Review & Outlook: Raising Arizona - WSJ.com

Raising Arizona


The Supreme Court unanimously rejects a White House power grab.


On a five to three vote, the Supreme Court knocked out much of Arizona's immigration law Monday—a modest policy victory for the Obama Administration. But on the more important matter of the Constitution, the decision was an 8-0 defeat for the Administration's effort to upset the balance of power between the federal government and the states.

In Arizona v. United States, the majority overturned three of the four contested planks of Arizona's controversial plan to have state and local police enforce federal immigration law. The Constitutional principles that Washington alone has the power to "establish an uniform Rule of Naturalization" and that federal laws pre-empt state laws are noncontroversial. Arizona had attempted to fashion state policies that ran parallel to the existing federal ones.


Justice Anthony Kennedy, joined by Chief Justice John Roberts and the Court's liberals, ruled that the state flew too close to the federal sun. On the overturned provisions—like making it a misdemeanor to apply for a job without citizenship or a visa—the majority held that Congress had deliberately "occupied the field" under pre-emption doctrine, and Arizona had thus intruded on federal prerogatives.

However, the Justices said that Arizona police will be allowed to verify the legal status of people who come in contact with law enforcement. That's because Congress has always envisioned joint federal-state immigration enforcement and explicitly encourages state officers to share information and cooperate with federal colleagues.
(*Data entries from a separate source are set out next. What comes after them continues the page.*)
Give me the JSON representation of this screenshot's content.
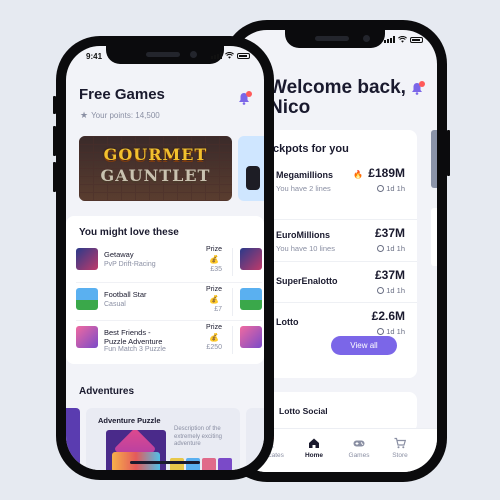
{
  "back_phone": {
    "status_time": "",
    "welcome_line1": "Welcome back,",
    "welcome_line2": "Nico",
    "jackpots_title": "ckpots for you",
    "jackpots": [
      {
        "name": "Megamillions",
        "sub": "You have 2 lines",
        "amount": "£189M",
        "time": "1d 1h",
        "hot": true
      },
      {
        "name": "EuroMillions",
        "sub": "You have 10 lines",
        "amount": "£37M",
        "time": "1d 1h",
        "hot": false
      },
      {
        "name": "SuperEnalotto",
        "sub": "",
        "amount": "£37M",
        "time": "1d 1h",
        "hot": false
      },
      {
        "name": "Lotto",
        "sub": "",
        "amount": "£2.6M",
        "time": "1d 1h",
        "hot": false
      }
    ],
    "view_all": "View all",
    "lotto_social": "Lotto Social",
    "tabs": [
      {
        "label": "Syndicates",
        "icon": "people-icon"
      },
      {
        "label": "Home",
        "icon": "home-icon",
        "active": true
      },
      {
        "label": "Games",
        "icon": "gamepad-icon"
      },
      {
        "label": "Store",
        "icon": "cart-icon"
      }
    ]
  },
  "front_phone": {
    "status_time": "9:41",
    "title": "Free Games",
    "points": "Your points: 14,500",
    "hero_title_line1": "GOURMET",
    "hero_title_line2": "GAUNTLET",
    "love_title": "You might love these",
    "games": [
      {
        "name": "Getaway",
        "genre": "PvP Drift-Racing",
        "prize_label": "Prize",
        "prize": "£35"
      },
      {
        "name": "Football Star",
        "genre": "Casual",
        "prize_label": "Prize",
        "prize": "£7"
      },
      {
        "name": "Best Friends - Puzzle Adventure",
        "genre": "Fun Match 3 Puzzle",
        "prize_label": "Prize",
        "prize": "£250"
      }
    ],
    "adventures_title": "Adventures",
    "adventure_card": {
      "title": "Adventure Puzzle",
      "desc": "Description of the extremely exciting adventure"
    }
  },
  "colors": {
    "accent": "#7b66e8",
    "background": "#e6eaf1",
    "badge": "#ff5a5a"
  }
}
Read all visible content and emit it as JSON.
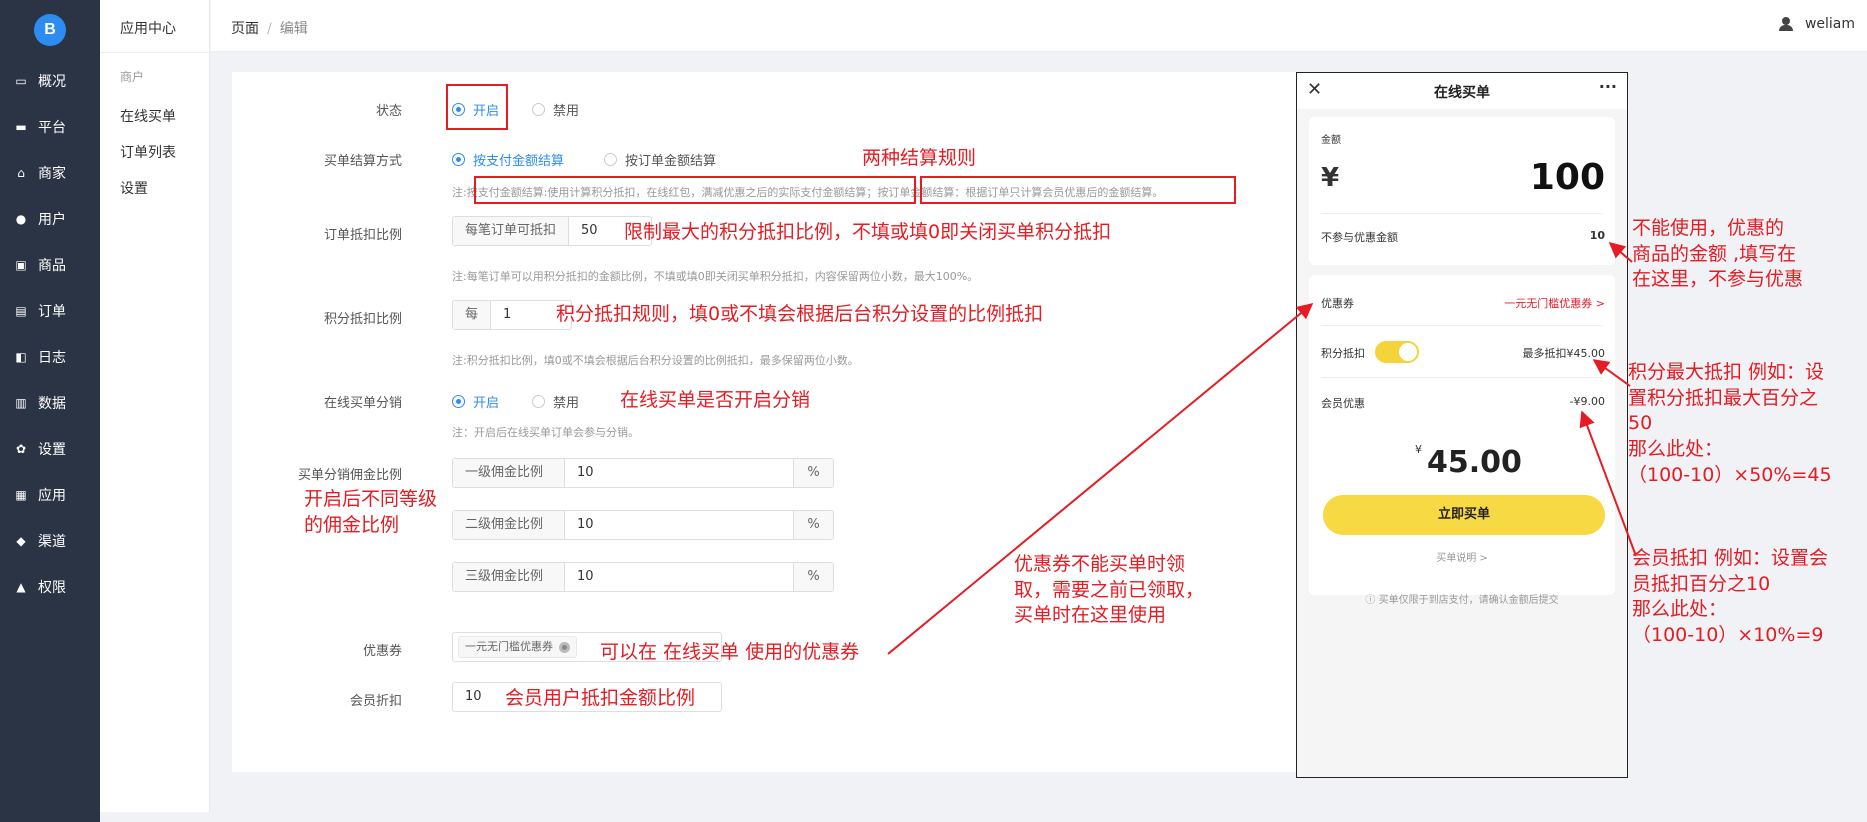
{
  "brand": {
    "logo_text": "B",
    "accent": "#2d8cf0",
    "annotation_color": "#e51c23"
  },
  "nav": {
    "items": [
      {
        "label": "概况",
        "icon": "overview-icon",
        "glyph": "▭"
      },
      {
        "label": "平台",
        "icon": "platform-icon",
        "glyph": "▬"
      },
      {
        "label": "商家",
        "icon": "store-icon",
        "glyph": "⌂"
      },
      {
        "label": "用户",
        "icon": "user-icon",
        "glyph": "●"
      },
      {
        "label": "商品",
        "icon": "product-icon",
        "glyph": "▣"
      },
      {
        "label": "订单",
        "icon": "order-icon",
        "glyph": "▤"
      },
      {
        "label": "日志",
        "icon": "log-icon",
        "glyph": "◧"
      },
      {
        "label": "数据",
        "icon": "data-icon",
        "glyph": "▥"
      },
      {
        "label": "设置",
        "icon": "settings-icon",
        "glyph": "✿"
      },
      {
        "label": "应用",
        "icon": "apps-icon",
        "glyph": "▦"
      },
      {
        "label": "渠道",
        "icon": "channel-icon",
        "glyph": "◆"
      },
      {
        "label": "权限",
        "icon": "permission-icon",
        "glyph": "▲"
      }
    ]
  },
  "submenu": {
    "title": "应用中心",
    "group": "商户",
    "links": [
      "在线买单",
      "订单列表",
      "设置"
    ]
  },
  "header": {
    "crumb_root": "页面",
    "crumb_sep": "/",
    "crumb_current": "编辑",
    "username": "weliam"
  },
  "form": {
    "status": {
      "label": "状态",
      "on": "开启",
      "off": "禁用"
    },
    "settle": {
      "label": "买单结算方式",
      "opt1": "按支付金额结算",
      "opt2": "按订单金额结算",
      "note_prefix": "注:",
      "note1": "按支付金额结算:使用计算积分抵扣，在线红包，满减优惠之后的实际支付金额结算；",
      "note2": "按订单金额结算：根据订单只计算会员优惠后的金额结算。"
    },
    "order_ratio": {
      "label": "订单抵扣比例",
      "prefix": "每笔订单可抵扣",
      "value": "50",
      "note": "注:每笔订单可以用积分抵扣的金额比例，不填或填0即关闭买单积分抵扣，内容保留两位小数，最大100%。"
    },
    "points_ratio": {
      "label": "积分抵扣比例",
      "prefix": "每",
      "value": "1",
      "note": "注:积分抵扣比例，填0或不填会根据后台积分设置的比例抵扣，最多保留两位小数。"
    },
    "distribution": {
      "label": "在线买单分销",
      "on": "开启",
      "off": "禁用",
      "note": "注：开启后在线买单订单会参与分销。"
    },
    "commission": {
      "label": "买单分销佣金比例",
      "rows": [
        {
          "prefix": "一级佣金比例",
          "value": "10",
          "suffix": "%"
        },
        {
          "prefix": "二级佣金比例",
          "value": "10",
          "suffix": "%"
        },
        {
          "prefix": "三级佣金比例",
          "value": "10",
          "suffix": "%"
        }
      ]
    },
    "coupon": {
      "label": "优惠券",
      "tag": "一元无门槛优惠券"
    },
    "member": {
      "label": "会员折扣",
      "value": "10"
    }
  },
  "annotations": {
    "two_rules": "两种结算规则",
    "max_ratio": "限制最大的积分抵扣比例，不填或填0即关闭买单积分抵扣",
    "points_rule": "积分抵扣规则，填0或不填会根据后台积分设置的比例抵扣",
    "distribution": "在线买单是否开启分销",
    "levels_1": "开启后不同等级",
    "levels_2": "的佣金比例",
    "coupon_use": "可以在 在线买单 使用的优惠券",
    "member_ratio": "会员用户抵扣金额比例",
    "coupon_note_1": "优惠券不能买单时领",
    "coupon_note_2": "取，需要之前已领取，",
    "coupon_note_3": "买单时在这里使用",
    "exclude_1": "不能使用，优惠的",
    "exclude_2": "商品的金额 ,填写在",
    "exclude_3": "在这里，不参与优惠",
    "points_max_1": "积分最大抵扣 例如：设",
    "points_max_2": "置积分抵扣最大百分之",
    "points_max_3": "50",
    "points_max_4": "那么此处：",
    "points_max_5": "（100-10）×50%=45",
    "member_ex_1": "会员抵扣 例如：设置会",
    "member_ex_2": "员抵扣百分之10",
    "member_ex_3": "那么此处：",
    "member_ex_4": "（100-10）×10%=9"
  },
  "phone": {
    "close": "✕",
    "title": "在线买单",
    "more": "···",
    "amount_label": "金额",
    "currency": "¥",
    "amount": "100",
    "exclude_label": "不参与优惠金额",
    "exclude_value": "10",
    "coupon_label": "优惠券",
    "coupon_value": "一元无门槛优惠券 >",
    "points_label": "积分抵扣",
    "points_value": "最多抵扣¥45.00",
    "member_label": "会员优惠",
    "member_value": "-¥9.00",
    "total_currency": "¥",
    "total": "45.00",
    "buy": "立即买单",
    "explain": "买单说明 >",
    "footnote": "ⓘ 买单仅限于到店支付，请确认金额后提交"
  }
}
Two of the three dissenting Justices—Samuel Alito and Clarence Thomas—agreed with this Constitutional logic but disagreed about which Arizona rules conflicted with the federal statute. The only major dissent came from Justice Antonin Scalia, who offered an even more robust if idiosyncratic defense of state prerogatives going back to the Alien and Sedition Acts. (Justice Elena Kagan recused herself.)

The 8-0 rebuke to President Obama turns on what Justice Samuel Alito describes in his dissent as "an astounding assertion of federal executive power." The White House argued that Arizona's laws conflicted with its enforcement priorities, even if state laws complied with federal statutes to the letter. In effect, the White House claimed that it can nullify any otherwise legitimate state law that it disagrees with.

Some powers do belong exclusively to the federal government, and control of citizenship and the borders is among them. But if Congress wanted to prevent states from using their own resources to check immigration status, it could. It never did so. The Administration was in essence asserting that because it didn't want to carry out Congress's immigration wishes, no state should be allowed to do so either. Every Justice rightly rejected this remarkable claim.

One lesson of this case is that the Roberts Court does not practice the radical activism of liberal myth. Its very careful jurisprudence is aimed at protecting the U.S. federalist system, in which states and the federal government share sovereignty and both possess rights that the other is bound to honor.

We happen to share the Obama Administration's desire for a welcoming, nonpunitive immigration policy, but it can't accomplish that by asserting power it doesn't have. Full marks to the Court for striking the proper Constitutional balance.